O jornalista Will Fitzgibbon citou, na altura, a directora da Transparência Internacional em Portugal para sustentar que ainda há muito por resolver, e não só em Angola. Isto, é claro se alguém tiver coragem de, como fez o Folha 8, dizer que quem viu (como João Lourenço) roubar, ajudou a roubar e beneficiou do roubo é… ladrão.

“Os ‘Luanda Leaks’ foram a chave para o aumento do activismo anticorrupção em Angola e trouxeram nova atenção para os contabilistas e outros que foram cúmplices no desvio sistemático de fundos públicos para ganho privado”, considerou Karina Carvalho, acrescentando: “Mas também vejo a continuidade das estruturas de poder que impedem a devolução dos activos roubados ao povo angolano e protegem os lucros da lavagem da dinheiro e da evasão fiscal; estes facilitadores têm uma parte da responsabilidade pelas pobres condições de vida, incluindo fome e morte que afectam milhões de pessoas em todo o mundo”. Vinte milhões são angolanos.

Para levar a bom termo o seu desiderato de poder unipessoal, João Lourenço, justa ou injustamente, está a ser acusado de ter comprado, subornado, corrompido, a nata do MPLA, nomeadamente os seus deputados, através de mordomias e avenças por baixo da mesa. Desta forma, a corrupção passou de endémica a sistémica (faz parte do sistema), alojando-se no centro da maioria do poder legislativo.

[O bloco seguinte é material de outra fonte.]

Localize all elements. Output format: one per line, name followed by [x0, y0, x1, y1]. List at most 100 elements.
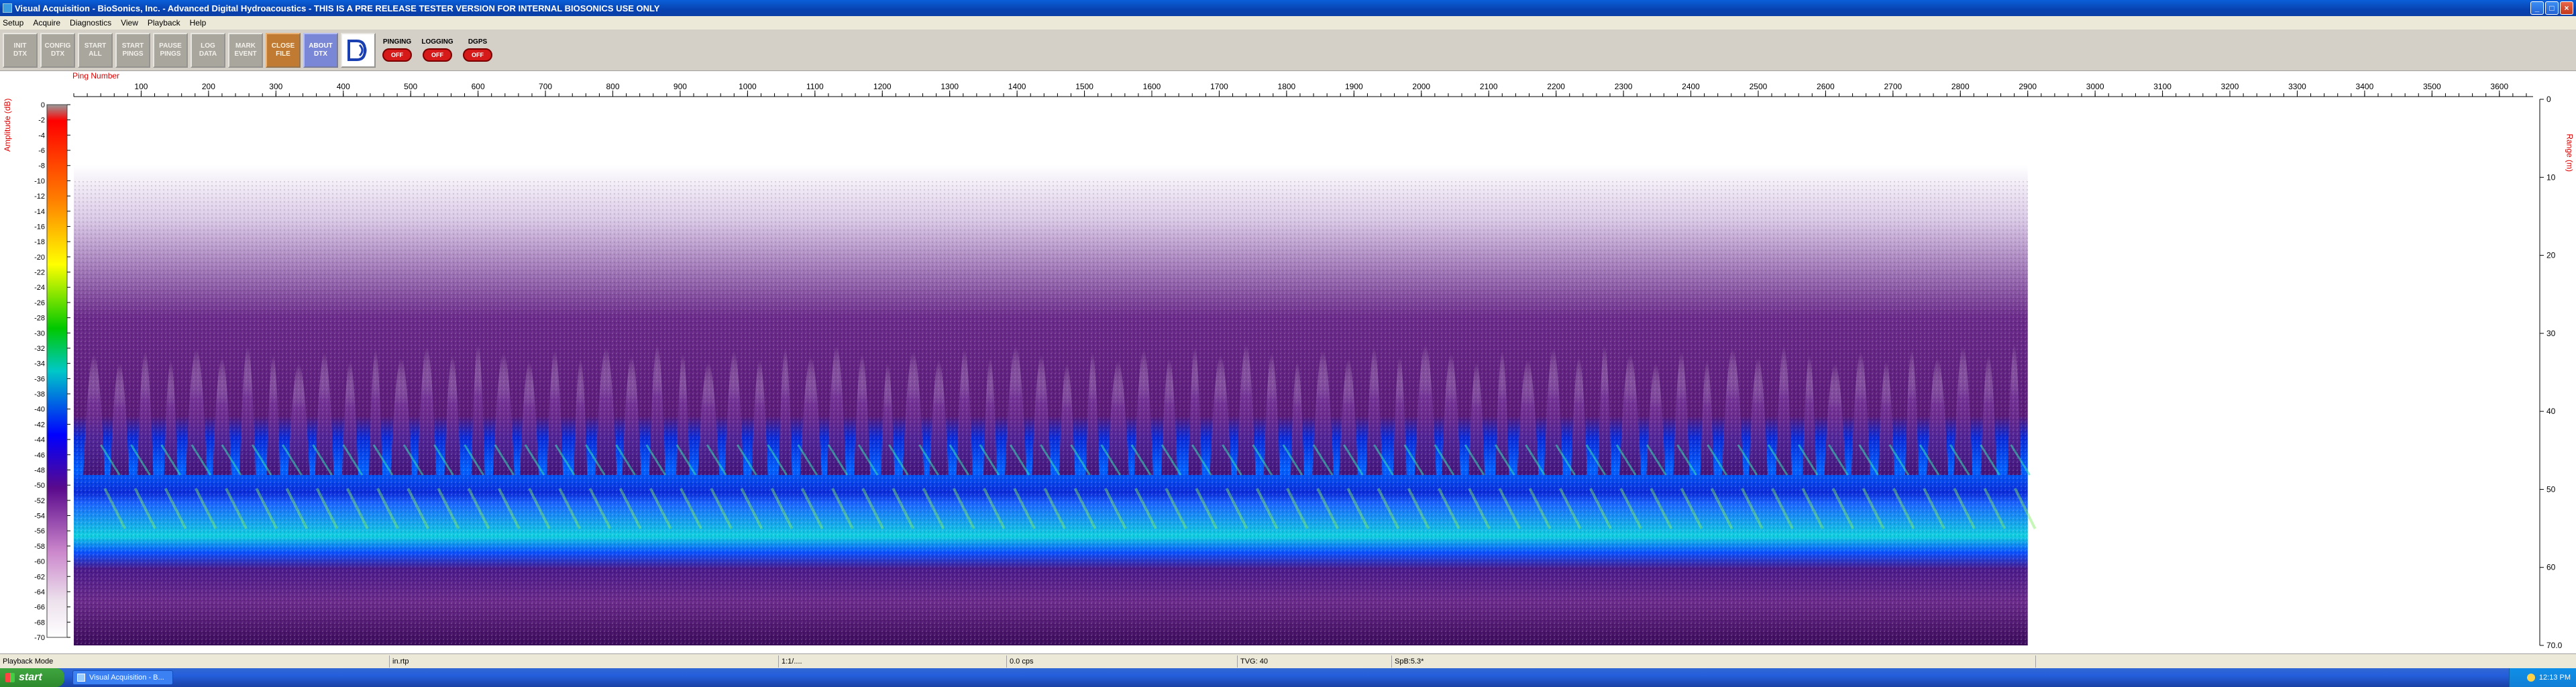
amplitude-tick-label: 0	[41, 101, 45, 109]
amplitude-tick-label: -28	[34, 315, 45, 323]
logging-label: LOGGING	[421, 38, 453, 46]
task-visual-acquisition[interactable]: Visual Acquisition - B...	[72, 670, 173, 685]
ping-tick-label: 3600	[2490, 82, 2508, 91]
amplitude-tick-label: -56	[34, 527, 45, 535]
amplitude-tick-label: -2	[38, 117, 45, 125]
echogram-display: 100 200 300 400 500 600 700 800 900 1000 1100 1200 1…	[0, 71, 2576, 653]
mark-event-button[interactable]: MARK EVENT	[228, 32, 263, 68]
amplitude-colorbar	[46, 104, 68, 638]
ping-tick-label: 100	[134, 82, 148, 91]
ping-tick-label: 500	[404, 82, 417, 91]
start-pings-button[interactable]: START PINGS	[115, 32, 150, 68]
ping-tick-label: 900	[674, 82, 687, 91]
amplitude-tick-label: -48	[34, 466, 45, 474]
amplitude-tick-label: -10	[34, 177, 45, 185]
amplitude-tick-label: -54	[34, 513, 45, 521]
menu-acquire[interactable]: Acquire	[33, 18, 60, 28]
ping-tick-label: 400	[337, 82, 350, 91]
about-dtx-button[interactable]: ABOUT DTX	[303, 32, 338, 68]
windows-flag-icon	[5, 673, 15, 682]
amplitude-tick-label: -8	[38, 162, 45, 170]
ping-tick-label: 1900	[1345, 82, 1363, 91]
config-dtx-button[interactable]: CONFIG DTX	[40, 32, 75, 68]
amplitude-tick-label: -68	[34, 619, 45, 627]
close-icon[interactable]: ×	[2560, 1, 2573, 15]
menu-help[interactable]: Help	[190, 18, 207, 28]
dgps-toggle[interactable]: DGPS OFF	[459, 33, 496, 68]
amplitude-tick-label: -38	[34, 390, 45, 399]
start-all-button[interactable]: START ALL	[78, 32, 113, 68]
menu-diagnostics[interactable]: Diagnostics	[70, 18, 111, 28]
log-data-button[interactable]: LOG DATA	[191, 32, 225, 68]
pinging-toggle[interactable]: PINGING OFF	[378, 33, 416, 68]
ping-tick-label: 2500	[1750, 82, 1768, 91]
ping-tick-label: 800	[606, 82, 619, 91]
ping-tick-label: 2800	[1951, 82, 1970, 91]
echogram-svg[interactable]: 100 200 300 400 500 600 700 800 900 1000 1100 1200 1…	[0, 71, 2576, 653]
ping-tick-label: 300	[269, 82, 282, 91]
ping-tick-label: 3300	[2288, 82, 2306, 91]
ping-tick-label: 200	[202, 82, 215, 91]
ping-tick-label: 2400	[1682, 82, 1700, 91]
window-title: Visual Acquisition - BioSonics, Inc. - A…	[15, 3, 660, 13]
start-button[interactable]: start	[0, 668, 64, 687]
app-window: Visual Acquisition - BioSonics, Inc. - A…	[0, 0, 2576, 687]
tray-network-icon[interactable]	[2526, 674, 2535, 682]
ping-tick-label: 3100	[2153, 82, 2171, 91]
amplitude-tick-label: -30	[34, 329, 45, 337]
amplitude-tick-label: -20	[34, 254, 45, 262]
amplitude-tick-label: -22	[34, 269, 45, 277]
ping-tick-label: 1800	[1278, 82, 1296, 91]
status-position: 1:1/....	[778, 655, 1006, 668]
task-label: Visual Acquisition - B...	[89, 674, 164, 682]
dgps-switch[interactable]: OFF	[463, 48, 492, 62]
menu-setup[interactable]: Setup	[3, 18, 23, 28]
amplitude-tick-label: -50	[34, 482, 45, 490]
amplitude-tick-label: -34	[34, 360, 45, 368]
ping-tick-label: 600	[472, 82, 485, 91]
amplitude-tick-label: -4	[38, 131, 45, 140]
ping-tick-label: 1600	[1143, 82, 1161, 91]
minimize-icon[interactable]: _	[2530, 1, 2544, 15]
menu-playback[interactable]: Playback	[148, 18, 180, 28]
range-tick-label: 40	[2546, 407, 2556, 416]
status-file: in.rtp	[389, 655, 778, 668]
range-tick-label: 10	[2546, 172, 2556, 182]
menu-view[interactable]: View	[121, 18, 138, 28]
close-file-button[interactable]: CLOSE FILE	[266, 32, 301, 68]
amplitude-tick-label: -32	[34, 345, 45, 353]
window-controls: _ □ ×	[2530, 1, 2573, 15]
logging-toggle[interactable]: LOGGING OFF	[419, 33, 456, 68]
ping-axis-title: Ping Number	[72, 71, 120, 81]
pinging-switch[interactable]: OFF	[382, 48, 412, 62]
pause-pings-button[interactable]: PAUSE PINGS	[153, 32, 188, 68]
status-empty-2	[2035, 655, 2576, 668]
ping-tick-label: 2900	[2019, 82, 2037, 91]
init-dtx-button[interactable]: INIT DTX	[3, 32, 38, 68]
status-tvg: TVG: 40	[1237, 655, 1391, 668]
ping-tick-label: 3500	[2423, 82, 2441, 91]
taskbar: start Visual Acquisition - B... 12:13 PM	[0, 668, 2576, 687]
ping-tick-label: 3000	[2086, 82, 2104, 91]
ping-tick-label: 2700	[1884, 82, 1902, 91]
ping-tick-label: 1200	[873, 82, 892, 91]
ping-tick-label: 3400	[2356, 82, 2374, 91]
amplitude-axis-title: Amplitude (dB)	[3, 98, 12, 152]
status-mode: Playback Mode	[3, 657, 54, 666]
maximize-icon[interactable]: □	[2545, 1, 2559, 15]
status-spb: SpB:5.3*	[1391, 655, 2035, 668]
ping-tick-label: 2600	[1817, 82, 1835, 91]
logging-switch[interactable]: OFF	[423, 48, 452, 62]
amplitude-tick-label: -52	[34, 497, 45, 505]
range-tick-label: 60	[2546, 563, 2556, 572]
amplitude-tick-label: -40	[34, 406, 45, 414]
amplitude-tick-label: -64	[34, 588, 45, 596]
amplitude-tick-label: -70	[34, 634, 45, 642]
echo-speckle	[74, 180, 2028, 645]
range-tick-label: 50	[2546, 484, 2556, 494]
status-rate: 0.0 cps	[1006, 655, 1237, 668]
ping-tick-label: 3200	[2221, 82, 2239, 91]
pinging-label: PINGING	[382, 38, 412, 46]
ping-tick-label: 2100	[1480, 82, 1498, 91]
range-tick-label: 70.0	[2546, 641, 2563, 650]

Enquanto uma sociedade sã faz aumentar a riqueza e dessa forma diminuir a exclusão, que se sustenta na corrupção em geral e na sistémica e particular, não cria riqueza mas apenas ricos. É exactamente o que se passa no nosso país. Quando agentes públicos e privados, todos gravitando na esfera do MPLA/Estado, desviam milhões e milhões de dólares destinados à saúde, educação, saneamento, habitação e infra-estrutura, estão a trabalhar para os poucos que têm milhões e não para os milhões que têm pouco… ou nada. A corrupção está incrustada em nossa sociedade há 46 anos.

A perseguição cega de castigar, prender e discriminar (alguns) dos ricos que estavam do lado de José Eduardo dos Santos esquecendo os demais, atenta contra a estabilidade de emprego de milhões e afasta investimentos externos, avessos à instabilidade interna e à balbúrdia bancária. Mais grave em tudo isso é querer-se enveredar para uma reforma, tendo a corrupção no epicentro, amedrontando-se o dinheiro.

Quando um regime amedronta o dinheiro a corrupção passa a actuar, com mais intensidade no submundo, atentando contra todos os direitos da maioria. Por outro lado, reconheça-se ser a actual estratégia (considerando ser estratégia) do presidente João Lourenço, a melhor forma de, honestamente, se dar razão ao músico e activista irlandês, Bob Geldof, quando, no dia 06.05.2008, em Lisboa disse: “Angola é um país gerido por criminosos. As casas mais ricas do mundo estão na baía de Luanda, são mais caras do que em Chelsea e Park Lane. Angola tem potencial para ser um dos países mais ricos do mundo, com potencial para influenciar as decisões da China. Estamos (os cidadãos europeus) a poucos quilómetros de África, como podemos não nos questionar?”

Hoje quando a indignação aponta que os corruptos e demais ladroagem está concentrada num único partido (o MPLA), apresentado como o que têm mais ladrões por metro quadrado no mundo, isso significa, ser exímio o projecto de João Lourenço, para num futuro próximo, talvez, nas próximas eleições gerais, os povos, não continuem a votar, num bando de criminosos ou numa quadrilha, que diante da imparcialidade, não haverá lugar, nas fedorentas masmorras do próprio regime.